Proper Size of the Visible Universe in FRW Metrics with Constant Spacetime Curvature

TL;DR

This paper investigates the proper size of the visible universe in static FRW spacetimes with constant curvature, establishing it as half the gravitational horizon at the current age, with implications for cosmological measurements.

Contribution

It proves that in certain static FRW cosmologies, the visible universe's size equals half the gravitational horizon, clarifying the interpretation of cosmological distances.

Findings

The proper size of the visible universe is R_h(t_0/2).

This result holds for FRW models with constant spacetime curvature, excluding de Sitter and Lanczos.

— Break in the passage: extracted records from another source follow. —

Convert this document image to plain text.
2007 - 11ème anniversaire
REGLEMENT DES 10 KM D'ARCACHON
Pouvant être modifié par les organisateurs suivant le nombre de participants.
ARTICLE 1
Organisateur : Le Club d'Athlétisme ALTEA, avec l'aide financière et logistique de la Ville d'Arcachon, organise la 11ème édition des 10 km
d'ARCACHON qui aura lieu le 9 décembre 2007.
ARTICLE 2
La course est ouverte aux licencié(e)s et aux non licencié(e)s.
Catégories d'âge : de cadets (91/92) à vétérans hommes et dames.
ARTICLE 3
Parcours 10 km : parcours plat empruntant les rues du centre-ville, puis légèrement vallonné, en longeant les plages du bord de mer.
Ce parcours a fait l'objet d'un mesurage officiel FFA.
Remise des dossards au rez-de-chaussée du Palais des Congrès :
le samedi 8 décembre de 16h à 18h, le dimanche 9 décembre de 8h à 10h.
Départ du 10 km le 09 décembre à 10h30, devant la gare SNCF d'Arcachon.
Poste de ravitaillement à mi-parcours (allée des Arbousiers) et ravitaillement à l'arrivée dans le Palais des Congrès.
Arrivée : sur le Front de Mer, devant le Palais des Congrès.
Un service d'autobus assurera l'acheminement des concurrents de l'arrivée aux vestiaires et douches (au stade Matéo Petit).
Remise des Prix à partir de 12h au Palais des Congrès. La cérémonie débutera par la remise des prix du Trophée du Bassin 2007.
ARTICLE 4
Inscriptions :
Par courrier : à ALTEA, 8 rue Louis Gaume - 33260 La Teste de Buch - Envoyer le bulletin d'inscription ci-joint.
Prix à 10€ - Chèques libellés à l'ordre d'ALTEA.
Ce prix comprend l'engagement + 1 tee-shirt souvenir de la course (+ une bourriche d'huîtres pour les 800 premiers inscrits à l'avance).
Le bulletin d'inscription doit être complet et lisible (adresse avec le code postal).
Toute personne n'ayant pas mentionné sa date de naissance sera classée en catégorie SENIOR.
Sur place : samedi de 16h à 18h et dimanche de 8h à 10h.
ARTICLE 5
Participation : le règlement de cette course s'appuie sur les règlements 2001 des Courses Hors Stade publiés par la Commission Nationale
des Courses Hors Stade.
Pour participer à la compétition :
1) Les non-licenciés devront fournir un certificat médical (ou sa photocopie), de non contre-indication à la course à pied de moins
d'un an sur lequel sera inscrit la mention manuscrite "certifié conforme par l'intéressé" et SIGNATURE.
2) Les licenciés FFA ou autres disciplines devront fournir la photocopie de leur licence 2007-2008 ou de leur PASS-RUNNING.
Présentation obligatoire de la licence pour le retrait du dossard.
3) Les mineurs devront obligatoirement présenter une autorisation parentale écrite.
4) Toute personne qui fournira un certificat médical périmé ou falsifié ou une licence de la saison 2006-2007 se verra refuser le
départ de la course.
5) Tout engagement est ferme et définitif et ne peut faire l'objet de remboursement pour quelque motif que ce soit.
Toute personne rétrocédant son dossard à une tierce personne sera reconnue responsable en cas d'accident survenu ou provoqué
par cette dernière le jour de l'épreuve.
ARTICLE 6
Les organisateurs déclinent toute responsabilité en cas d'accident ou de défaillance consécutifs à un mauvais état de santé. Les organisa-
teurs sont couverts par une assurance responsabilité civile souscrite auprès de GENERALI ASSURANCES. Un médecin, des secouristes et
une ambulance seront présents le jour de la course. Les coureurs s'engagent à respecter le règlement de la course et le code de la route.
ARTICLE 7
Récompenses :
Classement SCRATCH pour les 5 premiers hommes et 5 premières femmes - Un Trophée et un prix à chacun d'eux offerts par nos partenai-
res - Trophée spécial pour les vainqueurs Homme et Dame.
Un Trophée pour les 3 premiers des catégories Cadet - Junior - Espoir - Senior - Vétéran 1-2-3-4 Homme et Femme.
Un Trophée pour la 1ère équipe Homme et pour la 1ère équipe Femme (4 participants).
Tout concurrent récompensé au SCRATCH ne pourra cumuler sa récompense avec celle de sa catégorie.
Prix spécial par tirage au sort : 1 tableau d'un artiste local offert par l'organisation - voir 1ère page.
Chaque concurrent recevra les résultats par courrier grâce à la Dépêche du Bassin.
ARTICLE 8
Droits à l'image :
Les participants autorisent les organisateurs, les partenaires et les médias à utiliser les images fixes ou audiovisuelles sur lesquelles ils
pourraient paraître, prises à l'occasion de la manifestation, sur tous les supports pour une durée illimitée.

Numerical integration confirms the theoretical findings across various cosmologies.

Abstract

In this paper, we continue to examine the fundamental basis for the Friedmann-Robertson-Walker (FRW) metric and its application to cosmology, specifically addressing the question: What is the proper size of the visible universe? There are several ways of answering the question of size, though often with an incomplete understanding of how far light has actually traveled in reaching us today from the most remote sources. The difficulty usually arises from an inconsistent use of the coordinates, or an over-interpretation of the physical meaning of quantities such as the so-called proper distance R(t)=a(t)r, written in terms of the (unchanging) co-moving radius r and the universal expansion factor a(t). In this paper, we use the five non-trivial FRW metrics with constant spacetime curvature (i.e., the static FRW metrics, but excluding Minkowski) to prove that in static FRW spacetimes in which expansion began from an initial signularity, the visible universe today has a proper size equal to R_h(t_0/2), i.e., the gravitational horizon at half its current age. The exceptions are de Sitter and Lanczos, whose contents had pre-existing positions away from the origin. In so doing, we confirm earlier results showing the same phenomenon in a broad range of cosmologies, including LCDM, based on the numerical integration of null geodesic equations through an FRW metric.